Visit the confluence of the Ganga and Yamuna at Prayag within the next few weeks, and you can witness hundreds of Siberian seagulls performing noisy acrobatics up in the air. They feed on whatever is made available by the rivers and the pilgrims, as also the boats cruising by.
The seagulls migrate to the subcontinent to escape Eurasia’s harsh winters. In Prayag, their presence from October to March is framed within the ecology of local beliefs. They are counted among the pilgrims who flock the confluence annually for the Magh Mela, which becomes an Ardh Kumbh every six years, as in 2019.

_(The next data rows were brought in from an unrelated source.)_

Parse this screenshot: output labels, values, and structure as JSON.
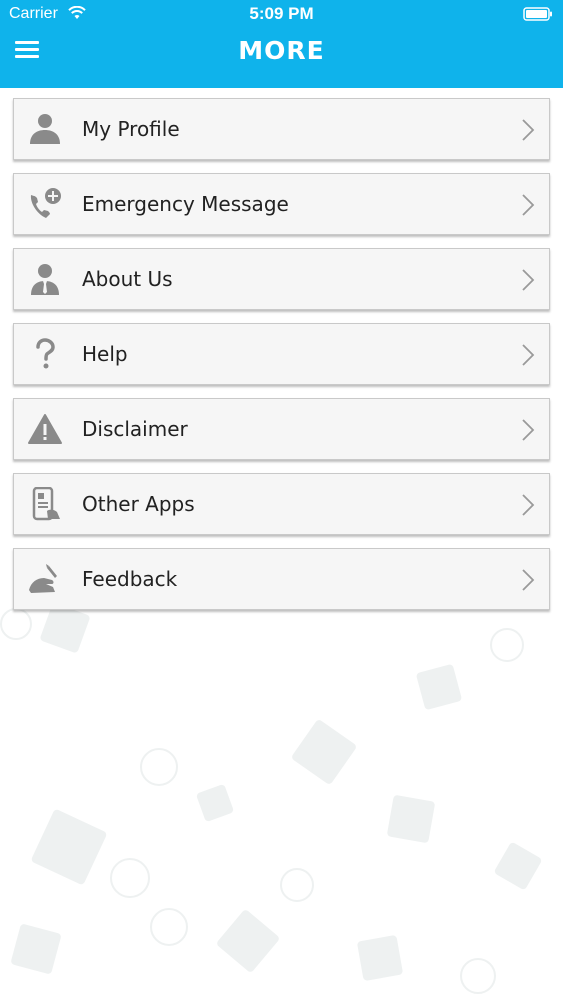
{
  "status_bar": {
    "carrier": "Carrier",
    "time": "5:09 PM"
  },
  "header": {
    "title": "MORE",
    "menu_icon": "hamburger-menu-icon",
    "background_color": "#0fb3eb"
  },
  "menu": {
    "items": [
      {
        "label": "My Profile",
        "icon": "user-icon"
      },
      {
        "label": "Emergency Message",
        "icon": "phone-plus-icon"
      },
      {
        "label": "About Us",
        "icon": "businessman-icon"
      },
      {
        "label": "Help",
        "icon": "question-mark-icon"
      },
      {
        "label": "Disclaimer",
        "icon": "warning-icon"
      },
      {
        "label": "Other Apps",
        "icon": "mobile-apps-icon"
      },
      {
        "label": "Feedback",
        "icon": "writing-hand-icon"
      }
    ],
    "chevron_icon": "chevron-right-icon",
    "icon_color": "#8a8a8a"
  }
}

But if we zoom out, we see that the Siberian seagulls of Allahabad represent a marvel of planetary life. They are part of the hundreds of other winged species — including cranes, flamingos, cormorants, storks, starlings, herons, ducks and thrushes — that migrate thousands of kilometres along the Central Asian Flyway, which spans the territory between Eurasia and the Indian Ocean. Some migrations happen on the East-West or Asia-Africa axis as well. The birds soar high on thermal columns in formations that are often visible in clear November skies. The seagulls spread across the subcontinent’s waterbodies.
Their migration cycle, lasting about six months, holds valuable lessons for humans. Of endurance — a journey of thousands of kilometres in which lives are lost, the dead are grieved and the journey is continued. Of intergenerational learning — which ensures that each new generation of birds remembers the pathways, resting spots and signs of welcome and danger. Of community feeling — without which such journeys cannot be accomplished. Of coexistence — whereby the native and migrant species live side-by-side.
Of course, the cycle also offers a bird’s-eye view of life itself: Fly in, fly about, and fly out.